Workplace reproductive hazards can cause health problems for the potential parents that have been linked to sex hormone imbalance, reduced fertility or infertility, Menstrual cycle and ovulatory disorders in women.  Reproductive hazards affecting men may cause reduced fertility or infertility, erectile dysfunction, and affect sexual function.  Sperm or semen can be affected by workplace hazards. Some chemicals can concentrate in semen.

The main problem facing our workforce today is that there are so many chemicals currently being used that have not been studied or the study results are inconclusive, so the chemical never gets classified as a reproductive hazard.

According to OSHA there are more than 1,000 Reproductive toxins identified in animal studies, but most have not yet been studied in humans.  Where adverse effects on the ability to bear healthy children have been linked to occupational exposures while the employee is still working for the employer where they were exposed they are reported to OSHA via the annual summary of work-related injury and illnesses as “All other illnesses”.

The American Chemical Society’s Chemical Abstract Service, CAS, assigns each unique, new chemical identified by their scientists a CAS # for inclusion into the database, which is updated daily.  The registry maintains current and accurate data for over 150 million unique chemical substances. 

In 2017 the Service reported that 15,000 new substances were added daily. The Environmental Protection Agency reported that, on April 16, 2019 they had 500 cases under review.  Since the Frank R. Lautenberg Chemical Safety for the 21st Century Act of 2016 was passed on June 22nd the EPA has reviewed 2,017 new chemicals (not on the Toxic Substances Control Act Inventory), or less than 3 completed reviews per day.

Chemicals are being processed into nanoparticles so small they slip through the skin with potential to create new and unpredictable reproductive and other adverse health effects.    For example, Titanium Dioxide is a very common chemical, used in a lot of different products and processes.  It has been amply studied and found to be nontoxic.  However, when manufactured as a nanoparticle studies show it is carcinogenic.

The bottom line is that when your Safety Data Sheet says it has no information regarding reproductive hazards it does not mean the chemical has no reproductive hazard.  It means that the manufacturer does not know one way or the other.

Since reproductive toxins adversely effect both men and women not hiring women or firing pregnant women is not only against affirmative action laws but an ineffective way to manage employee family health. 

The most effective way to protect your male and female employees from such toxins is to replace them with safer chemicals.  If that is not possible your next step is to identify all locations and methods of contact between the chemical and the employee and reduce or eliminate them. 

For example, if you have a heated process that increases the amount of chemical that can be inhaled you have two options:

  1. Find a way to create the product without heating in the process.
  2. Enclose the process to completely capture all of the vapor or gas emitting from the heated areas/machinery.

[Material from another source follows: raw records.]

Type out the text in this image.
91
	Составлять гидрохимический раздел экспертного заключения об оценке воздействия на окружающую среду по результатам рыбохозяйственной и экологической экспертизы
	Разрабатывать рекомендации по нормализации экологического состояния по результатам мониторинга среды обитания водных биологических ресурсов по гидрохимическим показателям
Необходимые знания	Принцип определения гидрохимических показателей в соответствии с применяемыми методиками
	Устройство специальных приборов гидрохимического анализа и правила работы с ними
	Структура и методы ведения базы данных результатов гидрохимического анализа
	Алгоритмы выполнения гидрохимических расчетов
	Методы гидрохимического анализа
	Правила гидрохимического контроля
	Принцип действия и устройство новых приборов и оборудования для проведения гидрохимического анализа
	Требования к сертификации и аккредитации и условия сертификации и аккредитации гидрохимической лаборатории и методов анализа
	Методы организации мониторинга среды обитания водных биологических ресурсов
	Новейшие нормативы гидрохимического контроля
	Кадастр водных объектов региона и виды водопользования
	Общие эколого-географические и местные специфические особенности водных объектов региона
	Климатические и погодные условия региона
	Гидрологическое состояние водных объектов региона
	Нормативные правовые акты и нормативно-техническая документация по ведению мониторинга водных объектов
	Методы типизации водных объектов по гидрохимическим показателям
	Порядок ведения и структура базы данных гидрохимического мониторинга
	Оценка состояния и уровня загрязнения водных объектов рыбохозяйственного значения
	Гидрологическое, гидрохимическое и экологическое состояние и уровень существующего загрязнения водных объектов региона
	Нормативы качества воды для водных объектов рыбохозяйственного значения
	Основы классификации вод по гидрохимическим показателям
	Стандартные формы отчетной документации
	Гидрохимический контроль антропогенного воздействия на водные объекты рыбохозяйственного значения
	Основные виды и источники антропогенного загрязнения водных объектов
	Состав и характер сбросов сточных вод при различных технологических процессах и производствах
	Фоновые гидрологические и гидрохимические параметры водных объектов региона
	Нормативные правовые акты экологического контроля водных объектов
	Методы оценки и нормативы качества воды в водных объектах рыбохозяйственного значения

Keep in mind, while employees gave up the right to sue their employers when Worker’s Comp laws were passed their spouses, significant others, and children did not.  I’m not a lawyer and have not researched case law but, if an additional reason is really necessary now that you are informed, it is something to think about.

When you have employee exposures to reproductive toxins you must work with a Certified Industrial Hygienist.  It is not possible to attain Certification without a strong background in chemistry, toxicology, and epidemiology.

Before going back for my master’s degree in industrial health from the University of Michigan I was a Chemical Hygiene Officer for 6 years in Molecular Biology labs.  We extracted and worked with DNA and RNA so most of the chemicals we used were intended to change the genetic material.